The French National Assembly recently approved dramatic reforms to the country's prostitution laws by imposing harsh penalties on sex buyers while insulating sellers of sex from criminal sanctions and offering them assistance in exiting the sex market. Current French law does not ban prostitution, criminalizing only the acts of solicitiation and "pimping". French lawmakers have expressed concern about the growing role of organized crime in trafficking prostituted women in France under France's loose prostitution laws. The new legislation, passed in late 2013, reflects the view held by a large majority of the French population that prostitution is harmful not only to women, but to society as a whole and should be abolished.  

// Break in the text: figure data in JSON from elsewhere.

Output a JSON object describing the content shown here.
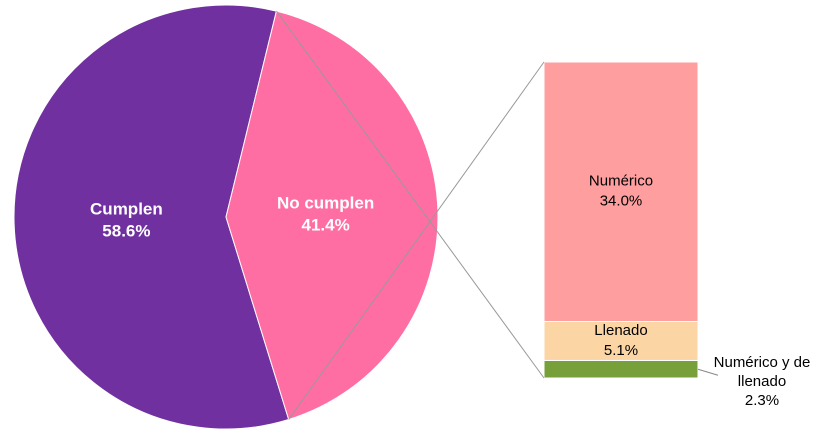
{
  "chart_data": [
    {
      "type": "pie",
      "categories": [
        "Cumplen",
        "No cumplen"
      ],
      "values": [
        58.6,
        41.4
      ],
      "value_labels": [
        "58.6%",
        "41.4%"
      ],
      "colors": [
        "#7030a0",
        "#ff6ea3"
      ]
    },
    {
      "type": "bar",
      "stacked": true,
      "series": [
        {
          "name": "Numérico y de llenado",
          "color": "#77a03a",
          "values": [
            2.3
          ],
          "value_labels": [
            "2.3%"
          ]
        },
        {
          "name": "Llenado",
          "color": "#fcd5a5",
          "values": [
            5.1
          ],
          "value_labels": [
            "5.1%"
          ]
        },
        {
          "name": "Numérico",
          "color": "#ff9e9e",
          "values": [
            34.0
          ],
          "value_labels": [
            "34.0%"
          ]
        }
      ]
    }
  ]
}
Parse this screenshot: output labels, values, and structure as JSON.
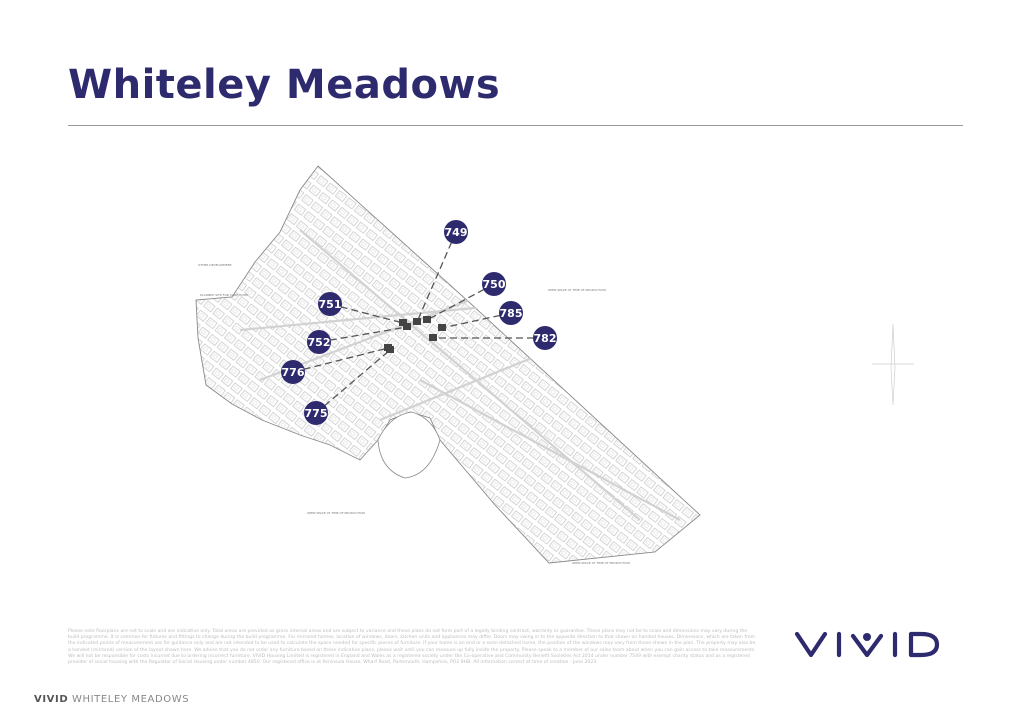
{
  "page": {
    "title": "Whiteley Meadows"
  },
  "site_plan": {
    "marker_color": "#2e2a6e",
    "plots": [
      "749",
      "750",
      "785",
      "782",
      "751",
      "752",
      "776",
      "775"
    ],
    "area_labels": {
      "other_development": "OTHER DEVELOPMENT",
      "care_home": "PLANNED SITE FOR CARE HOME",
      "open_space_east": "OPEN SPACE AT TIME OF PRODUCTION",
      "open_space_south": "OPEN SPACE AT TIME OF PRODUCTION",
      "open_space_southeast": "OPEN SPACE AT TIME OF PRODUCTION"
    },
    "compass": "north-arrow-icon"
  },
  "disclaimer": "Please note floorplans are not to scale and are indicative only. Total areas are provided as gross internal areas and are subject to variance and these plans do not form part of a legally binding contract, warranty or guarantee. These plans may not be to scale and dimensions may vary during the build programme. It is common for fixtures and fittings to change during the build programme. For mirrored homes, location of windows, doors, kitchen units and appliances may differ. Doors may swing in to the opposite direction to that shown on handed houses. Dimensions, which are taken from the indicated points of measurement are for guidance only and are not intended to be used to calculate the space needed for specific pieces of furniture. If your home is an end or a semi-detached home, the position of the windows may vary from those shown in the plan. The property may also be a handed (mirrored) version of the layout shown here. We advise that you do not order any furniture based on these indicative plans; please wait until you can measure up fully inside the property. Please speak to a member of our sales team about when you can gain access to take measurements. We will not be responsible for costs incurred due to ordering incorrect furniture. VIVID Housing Limited is registered in England and Wales as a registered society under the Co-operative and Community Benefit Societies Act 2014 under number 7549 with exempt charity status and as a registered provider of social housing with the Regulator of Social Housing under number 4850. Our registered office is at Peninsula House, Wharf Road, Portsmouth, Hampshire, PO2 8HB. All information correct at time of creation - June 2023.",
  "logo": {
    "text": "VIVID",
    "color": "#2e2a6e"
  },
  "footer": {
    "brand": "VIVID",
    "development": "WHITELEY MEADOWS"
  }
}
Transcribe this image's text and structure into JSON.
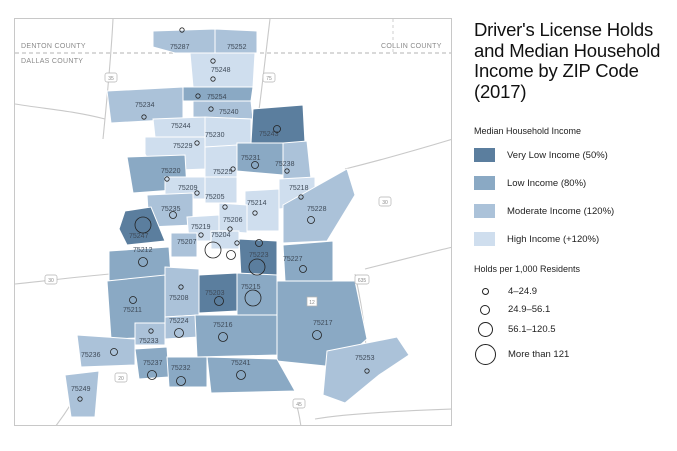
{
  "title": "Driver's License Holds and Median Household Income by ZIP Code (2017)",
  "counties": {
    "denton": "DENTON COUNTY",
    "dallas": "DALLAS COUNTY",
    "collin": "COLLIN COUNTY"
  },
  "highway_shields": [
    "35",
    "75",
    "30",
    "30",
    "20",
    "45",
    "635",
    "12"
  ],
  "income_legend": {
    "heading": "Median Household Income",
    "items": [
      {
        "label": "Very Low Income (50%)",
        "color": "#5b7e9e"
      },
      {
        "label": "Low Income (80%)",
        "color": "#8aa9c4"
      },
      {
        "label": "Moderate Income (120%)",
        "color": "#abc2d9"
      },
      {
        "label": "High Income (+120%)",
        "color": "#cfdeee"
      }
    ]
  },
  "holds_legend": {
    "heading": "Holds per 1,000 Residents",
    "items": [
      {
        "label": "4–24.9"
      },
      {
        "label": "24.9–56.1"
      },
      {
        "label": "56.1–120.5"
      },
      {
        "label": "More than 121"
      }
    ]
  },
  "zips": [
    {
      "code": "75287",
      "income": "moderate"
    },
    {
      "code": "75252",
      "income": "moderate"
    },
    {
      "code": "75248",
      "income": "high"
    },
    {
      "code": "75254",
      "income": "low"
    },
    {
      "code": "75240",
      "income": "moderate"
    },
    {
      "code": "75234",
      "income": "moderate"
    },
    {
      "code": "75244",
      "income": "high"
    },
    {
      "code": "75243",
      "income": "verylow"
    },
    {
      "code": "75230",
      "income": "high"
    },
    {
      "code": "75229",
      "income": "high"
    },
    {
      "code": "75231",
      "income": "low"
    },
    {
      "code": "75238",
      "income": "moderate"
    },
    {
      "code": "75225",
      "income": "high"
    },
    {
      "code": "75220",
      "income": "low"
    },
    {
      "code": "75209",
      "income": "high"
    },
    {
      "code": "75205",
      "income": "high"
    },
    {
      "code": "75218",
      "income": "high"
    },
    {
      "code": "75235",
      "income": "moderate"
    },
    {
      "code": "75214",
      "income": "high"
    },
    {
      "code": "75228",
      "income": "moderate"
    },
    {
      "code": "75206",
      "income": "high"
    },
    {
      "code": "75247",
      "income": "verylow"
    },
    {
      "code": "75219",
      "income": "high"
    },
    {
      "code": "75207",
      "income": "moderate"
    },
    {
      "code": "75204",
      "income": "high"
    },
    {
      "code": "75223",
      "income": "verylow"
    },
    {
      "code": "75227",
      "income": "low"
    },
    {
      "code": "75212",
      "income": "low"
    },
    {
      "code": "75211",
      "income": "low"
    },
    {
      "code": "75208",
      "income": "moderate"
    },
    {
      "code": "75203",
      "income": "verylow"
    },
    {
      "code": "75215",
      "income": "low"
    },
    {
      "code": "75224",
      "income": "moderate"
    },
    {
      "code": "75216",
      "income": "low"
    },
    {
      "code": "75217",
      "income": "low"
    },
    {
      "code": "75233",
      "income": "moderate"
    },
    {
      "code": "75236",
      "income": "moderate"
    },
    {
      "code": "75237",
      "income": "low"
    },
    {
      "code": "75232",
      "income": "low"
    },
    {
      "code": "75241",
      "income": "low"
    },
    {
      "code": "75253",
      "income": "moderate"
    },
    {
      "code": "75249",
      "income": "moderate"
    }
  ]
}
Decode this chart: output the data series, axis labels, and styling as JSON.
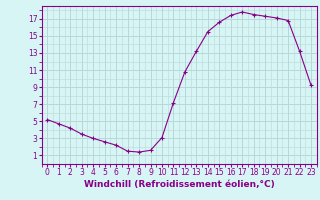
{
  "hours": [
    0,
    1,
    2,
    3,
    4,
    5,
    6,
    7,
    8,
    9,
    10,
    11,
    12,
    13,
    14,
    15,
    16,
    17,
    18,
    19,
    20,
    21,
    22,
    23
  ],
  "values": [
    5.2,
    4.7,
    4.2,
    3.5,
    3.0,
    2.6,
    2.2,
    1.5,
    1.4,
    1.6,
    3.1,
    7.2,
    10.8,
    13.2,
    15.5,
    16.6,
    17.4,
    17.8,
    17.5,
    17.3,
    17.1,
    16.8,
    13.2,
    9.2
  ],
  "line_color": "#880088",
  "marker": "+",
  "bg_color": "#d8f5f5",
  "grid_color": "#b8d8d8",
  "xlabel": "Windchill (Refroidissement éolien,°C)",
  "ylim": [
    0,
    18
  ],
  "xlim": [
    -0.5,
    23.5
  ],
  "yticks": [
    1,
    3,
    5,
    7,
    9,
    11,
    13,
    15,
    17
  ],
  "xticks": [
    0,
    1,
    2,
    3,
    4,
    5,
    6,
    7,
    8,
    9,
    10,
    11,
    12,
    13,
    14,
    15,
    16,
    17,
    18,
    19,
    20,
    21,
    22,
    23
  ],
  "tick_fontsize": 5.5,
  "xlabel_fontsize": 6.5
}
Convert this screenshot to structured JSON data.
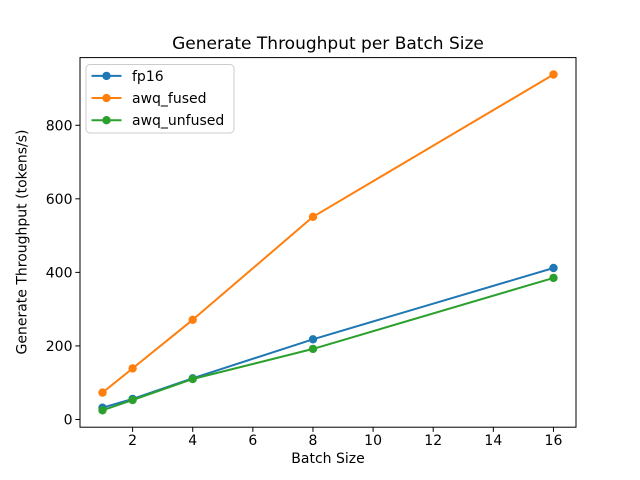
{
  "chart_data": {
    "type": "line",
    "title": "Generate Throughput per Batch Size",
    "xlabel": "Batch Size",
    "ylabel": "Generate Throughput (tokens/s)",
    "x": [
      1,
      2,
      4,
      8,
      16
    ],
    "series": [
      {
        "name": "fp16",
        "color": "#1f77b4",
        "values": [
          32,
          56,
          112,
          218,
          412
        ]
      },
      {
        "name": "awq_fused",
        "color": "#ff7f0e",
        "values": [
          73,
          139,
          271,
          551,
          938
        ]
      },
      {
        "name": "awq_unfused",
        "color": "#2ca02c",
        "values": [
          25,
          53,
          110,
          192,
          385
        ]
      }
    ],
    "xticks": [
      2,
      4,
      6,
      8,
      10,
      12,
      14,
      16
    ],
    "yticks": [
      0,
      200,
      400,
      600,
      800
    ],
    "xlim": [
      0.25,
      16.75
    ],
    "ylim": [
      -21,
      984
    ],
    "grid": false,
    "marker": "o",
    "legend": {
      "position": "upper left",
      "entries": [
        "fp16",
        "awq_fused",
        "awq_unfused"
      ]
    },
    "axis_color": "#000000",
    "legend_border_color": "#cccccc",
    "background": "#ffffff"
  }
}
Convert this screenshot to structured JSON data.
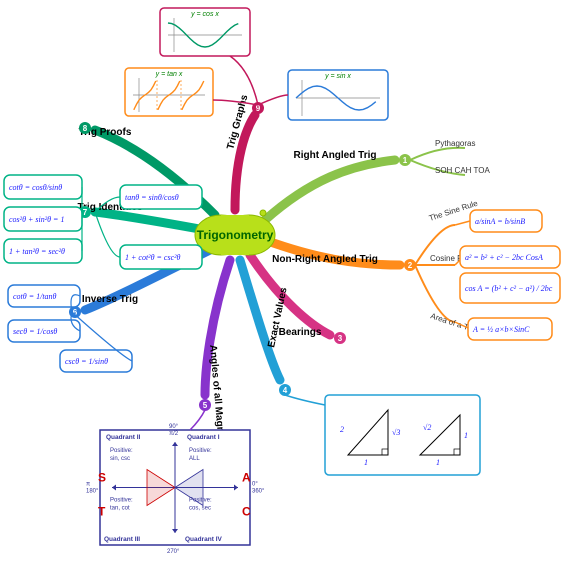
{
  "center": {
    "label": "Trigonometry",
    "fill": "#b8e01a",
    "stroke": "#8ab800"
  },
  "branches": [
    {
      "id": 1,
      "label": "Right Angled Trig",
      "color": "#8bc34a",
      "subs": [
        {
          "label": "Pythagoras"
        },
        {
          "label": "SOH CAH TOA"
        }
      ]
    },
    {
      "id": 2,
      "label": "Non-Right Angled Trig",
      "color": "#ff8c1a",
      "subs": [
        {
          "label": "The Sine Rule",
          "formula": "a/sinA = b/sinB"
        },
        {
          "label": "Cosine Rules",
          "formula": "a² = b² + c² − 2bc CosA",
          "formula2": "cos A = (b² + c² − a²) / 2bc"
        },
        {
          "label": "Area of a Triangle",
          "formula": "A = ½ a×b×SinC"
        }
      ]
    },
    {
      "id": 3,
      "label": "Bearings",
      "color": "#d63384"
    },
    {
      "id": 4,
      "label": "Exact Values",
      "color": "#22a0d6",
      "triangles": {
        "box_stroke": "#22a0d6",
        "t1": {
          "hyp": "2",
          "opp": "√3",
          "adj": "1"
        },
        "t2": {
          "hyp": "√2",
          "opp": "1",
          "adj": "1"
        },
        "value_color": "#cc0000"
      }
    },
    {
      "id": 5,
      "label": "Angles of all Magnitude",
      "color": "#8833cc",
      "quadrants": {
        "box_stroke": "#333399",
        "title": {
          "q1": "Quadrant I",
          "q2": "Quadrant II",
          "q3": "Quadrant III",
          "q4": "Quadrant IV"
        },
        "pos": {
          "q1": "Positive:\nALL",
          "q2": "Positive:\nsin, csc",
          "q3": "Positive:\ntan, cot",
          "q4": "Positive:\ncos, sec"
        },
        "letters": {
          "S": "S",
          "A": "A",
          "T": "T",
          "C": "C"
        },
        "letter_colors": {
          "S": "#cc0000",
          "A": "#cc0000",
          "T": "#cc0000",
          "C": "#cc0000"
        },
        "angles": {
          "top": "90°\nπ/2",
          "right": "0°\n360°",
          "bottom": "270°",
          "left": "π\n180°"
        }
      }
    },
    {
      "id": 6,
      "label": "Inverse Trig",
      "color": "#2b7bd9",
      "formulas": [
        "cotθ = 1/tanθ",
        "secθ = 1/cosθ",
        "cscθ = 1/sinθ"
      ]
    },
    {
      "id": 7,
      "label": "Trig Identities",
      "color": "#00b386",
      "left": [
        "cotθ = cosθ/sinθ",
        "cos²θ + sin²θ = 1",
        "1 + tan²θ = sec²θ"
      ],
      "right": [
        "tanθ = sinθ/cosθ",
        "1 + cot²θ = csc²θ"
      ]
    },
    {
      "id": 8,
      "label": "Trig Proofs",
      "color": "#009966"
    },
    {
      "id": 9,
      "label": "Trig Graphs",
      "color": "#c2185b",
      "graphs": [
        {
          "title": "y = cos x",
          "box_stroke": "#c2185b"
        },
        {
          "title": "y = tan x",
          "box_stroke": "#ff8c1a"
        },
        {
          "title": "y = sin x",
          "box_stroke": "#2b7bd9"
        }
      ]
    }
  ],
  "colors": {
    "bg": "#ffffff",
    "grid": "#cccccc",
    "axis": "#666666"
  }
}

If the French Senate also approves the bill later this year, France will have one of the toughest anti-prostitution laws in Europe. The issue has sparked heated debate in France about the government’s role in the regulation of prostitution. In this instance, France has chosen to emulate the “Nordic” model of Sweden, Iceland and Norway by refusing to accept prostitution as “inevitable.” Other countries in Europe, such as the Netherlands and Germany, have legalized prostitution believing that this would make women safer by preventing violence and the spread of sexually transmitted disease. Instead, police and elected officials in these countries are struggling to control alarming increases in the trafficking of women and girls for sex, particularly undocumented foreign-born women, to meet the demand created by legalization. As legal and illegal brothels multiply, there is no evidence that legalization has made women safer or done anything to address the violence, abuse and degradation suffered by prostituted women and girls.

The French Assembly, by rejecting legalization of prostitution, has acknowledged the links between prostitution, trafficking and the exploitation of women and the incompatibility of prostitution with gender equality and fundamental human rights. This action is the country’s first step towards abolishing prostitution by punishing the sex buyer rather than the seller, in hopes of eventually eliminating the demand for commercial sex. 

Compiled from: Bien-Aime, Taina, France Takes First Steps Towards Abolition of Prostitution, The World Post (February 2014); Vinocur, Nicholas and Picy, Emile, Controversial Prostitution Law Approved By France's National Assembly, The Huffington Post and Reuters (December 4, 2013).